In contract with the restrictive definition of the FMLA, the Final Rule defines a “health care provider” as:
anyone employed at any doctor’s office, hospital, health care center, clinic, post-secondary educational institution offering health care instruction, medical school, local health department or agency, nursing facility, retirement facility, nursing home, home health care provider, any facility that performs laboratory or medical testing, pharmacy, or an similar institution, employer or entity. This includes any permanent or temporary institution, facility, location or site where medical services are provided that are similar to such institutions
as well as
any individual employed by an entity that contracts with any of these institutions described above to provide services or to maintain the operation of the facility where that individual’s services support the operation of the facility, [and] anyone employed by any entity that provides medical services, produces medical products, or is otherwise involved in the making of COVID-19 related medical equipment, tests, drugs, vaccines, diagnostic vehicles or treatments.
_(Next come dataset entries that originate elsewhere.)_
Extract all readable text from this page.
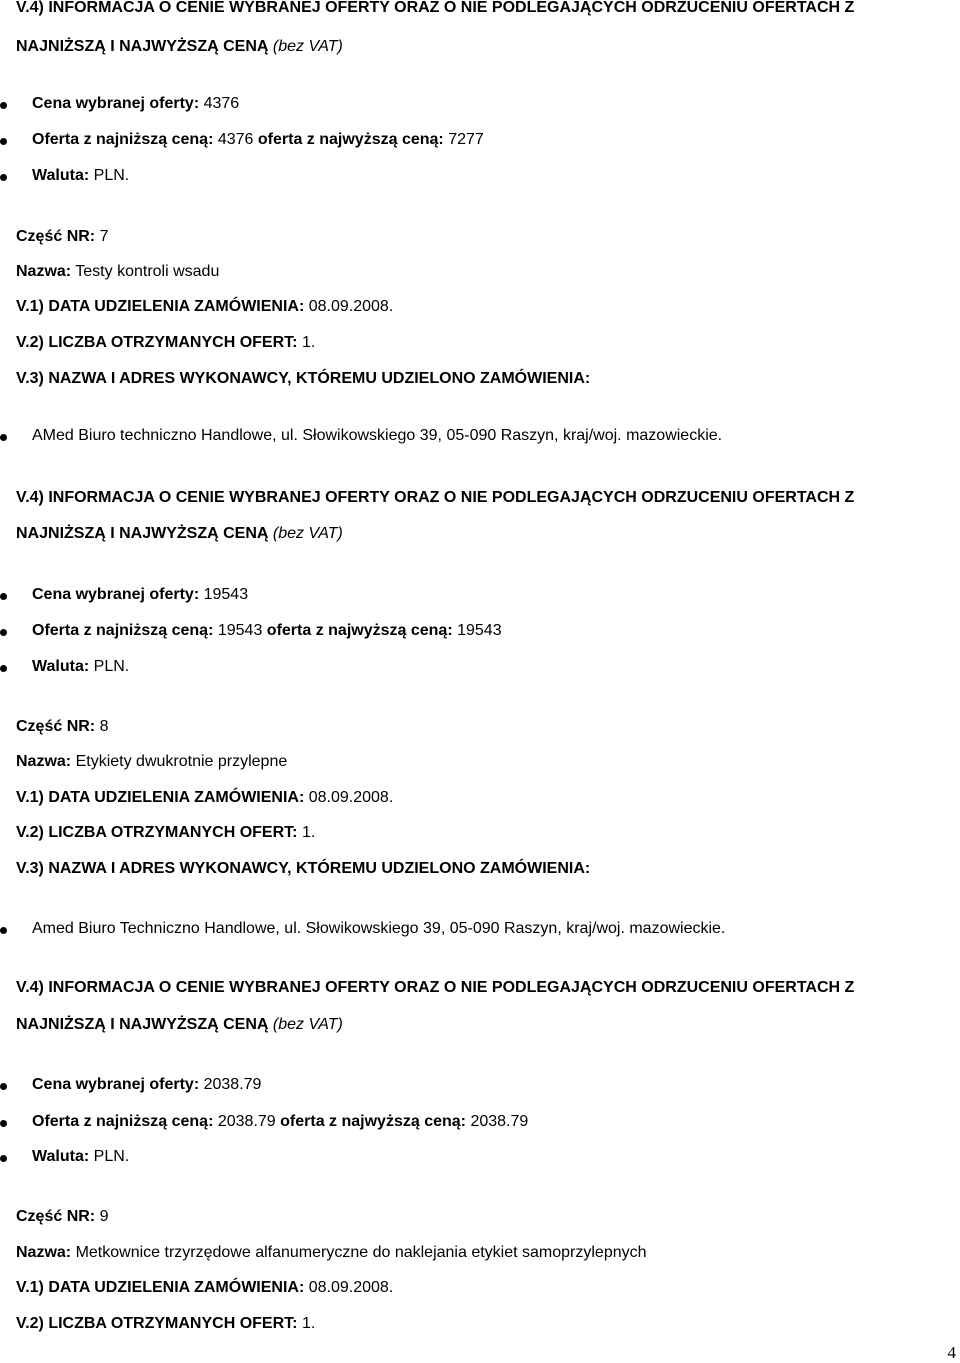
V.4) INFORMACJA O CENIE WYBRANEJ OFERTY ORAZ O NIE PODLEGAJĄCYCH ODRZUCENIU OFERTACH Z
NAJNIŻSZĄ I NAJWYŻSZĄ CENĄ (bez VAT)
Cena wybranej oferty: 4376
Oferta z najniższą ceną: 4376 oferta z najwyższą ceną: 7277
Waluta: PLN.
Część NR: 7
Nazwa: Testy kontroli wsadu
V.1) DATA UDZIELENIA ZAMÓWIENIA: 08.09.2008.
V.2) LICZBA OTRZYMANYCH OFERT: 1.
V.3) NAZWA I ADRES WYKONAWCY, KTÓREMU UDZIELONO ZAMÓWIENIA:
AMed Biuro techniczno Handlowe, ul. Słowikowskiego 39, 05-090 Raszyn, kraj/woj. mazowieckie.
V.4) INFORMACJA O CENIE WYBRANEJ OFERTY ORAZ O NIE PODLEGAJĄCYCH ODRZUCENIU OFERTACH Z
NAJNIŻSZĄ I NAJWYŻSZĄ CENĄ (bez VAT)
Cena wybranej oferty: 19543
Oferta z najniższą ceną: 19543 oferta z najwyższą ceną: 19543
Waluta: PLN.
Część NR: 8
Nazwa: Etykiety dwukrotnie przylepne
V.1) DATA UDZIELENIA ZAMÓWIENIA: 08.09.2008.
V.2) LICZBA OTRZYMANYCH OFERT: 1.
V.3) NAZWA I ADRES WYKONAWCY, KTÓREMU UDZIELONO ZAMÓWIENIA:
Amed Biuro Techniczno Handlowe, ul. Słowikowskiego 39, 05-090 Raszyn, kraj/woj. mazowieckie.
V.4) INFORMACJA O CENIE WYBRANEJ OFERTY ORAZ O NIE PODLEGAJĄCYCH ODRZUCENIU OFERTACH Z
NAJNIŻSZĄ I NAJWYŻSZĄ CENĄ (bez VAT)
Cena wybranej oferty: 2038.79
Oferta z najniższą ceną: 2038.79 oferta z najwyższą ceną: 2038.79
Waluta: PLN.
Część NR: 9
Nazwa: Metkownice trzyrzędowe alfanumeryczne do naklejania etykiet samoprzylepnych
V.1) DATA UDZIELENIA ZAMÓWIENIA: 08.09.2008.
V.2) LICZBA OTRZYMANYCH OFERT: 1.
4
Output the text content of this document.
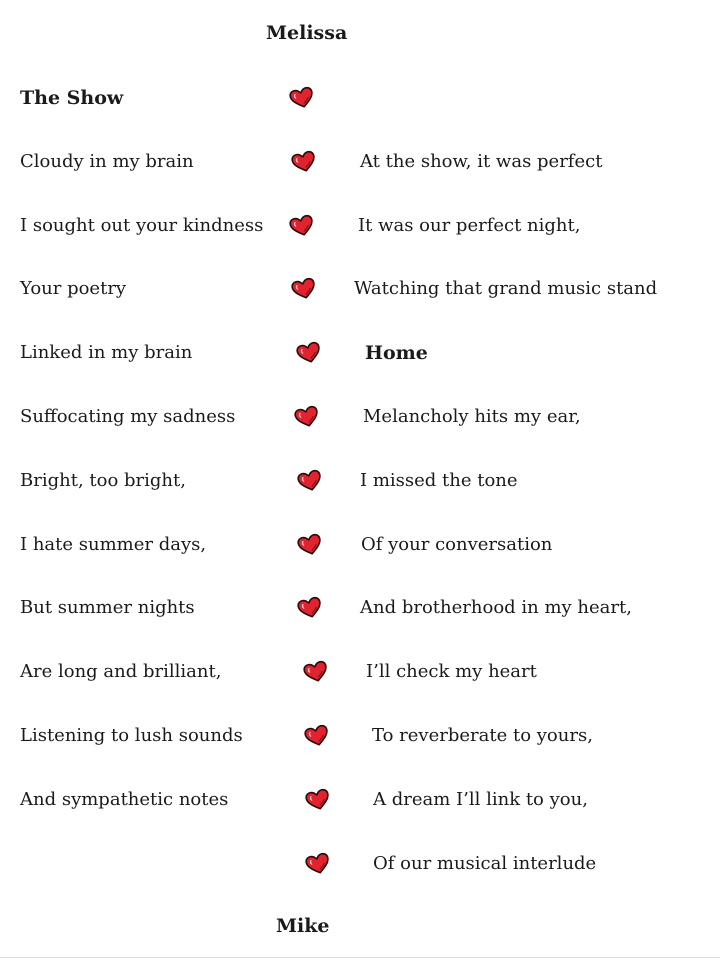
Melissa
The Show
Cloudy in my brain	At the show, it was perfect
I sought out your kindness	It was our perfect night,
Your poetry	Watching that grand music stand
Linked in my brain	Home
Suffocating my sadness	Melancholy hits my ear,
Bright, too bright,	I missed the tone
I hate summer days,	Of your conversation
But summer nights	And brotherhood in my heart,
Are long and brilliant,	I’ll check my heart
Listening to lush sounds	To reverberate to yours,
And sympathetic notes	A dream I’ll link to you,
Of our musical interlude
Mike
Although the FFCRA does not address intermittent leave, the Final Rule permits “employees to take Paid Sick Leave or Expanded Family and Medical Leave intermittently (i.e., in separate periods or time, rather than one continuous period) only if the Employer and Employee agree.”
Unlike the FFCRA, the Final Rule requires that employees submit to their employer, “prior to taking [FFCRA] leave,” documentation indicating, inter alia, their reason for leave, the duration of requested leave, and, when relevant, the authority for the isolation or quarantine order qualifying them for leave.
STATE OF NEW YORK v. DOL
Alleging that the Final Rule exceeded the agency’s authority under the FFCRA, the State of New York filed suit against the DOL in the U.S. District Court for the Southern District of New York.
On Aug. 3, 2020, the Court entered an Opinion and Order granting in part, and denying in part, the State of New York’s motion for summary judgment. The Court found the four provisions of the Final Rule set forth above to be inconsistent with the FFCRA, and therefore void. As to intermittent leave, however, the Court allows the Final Rule to remain enforceable to the extent it bans intermittent leave based on qualifying conditions that implicate an employee’s risk of viral transmission.
TAKEAWAY AND UNRESOLVED QUESTIONS
It is certainly within the right of the DOL to appeal the Aug. 3rd Order to the Second Circuit. Until the Order is stayed, however, employers are advised to follow the FFCRA itself, rather than the language of the Final Rule, as to the four provisions voided by the Court.
But what of the four-month interim period between the April 1st effective date of the Final Rule and the Aug. 3rd Order? Many decisions have already been made by employers in reliance upon the guidance provided by the Final Rule. Unfortunately, the availability of a “good faith” defense to alleged violations of the FFCRA is an unresolved question which has yet to be addressed by the courts. In the meantime, the Aug. 3rd Order is likely to spark at least some suits alleging that employers were obligated to follow the FFCRA, and not the Final Rule, in their leave decisions.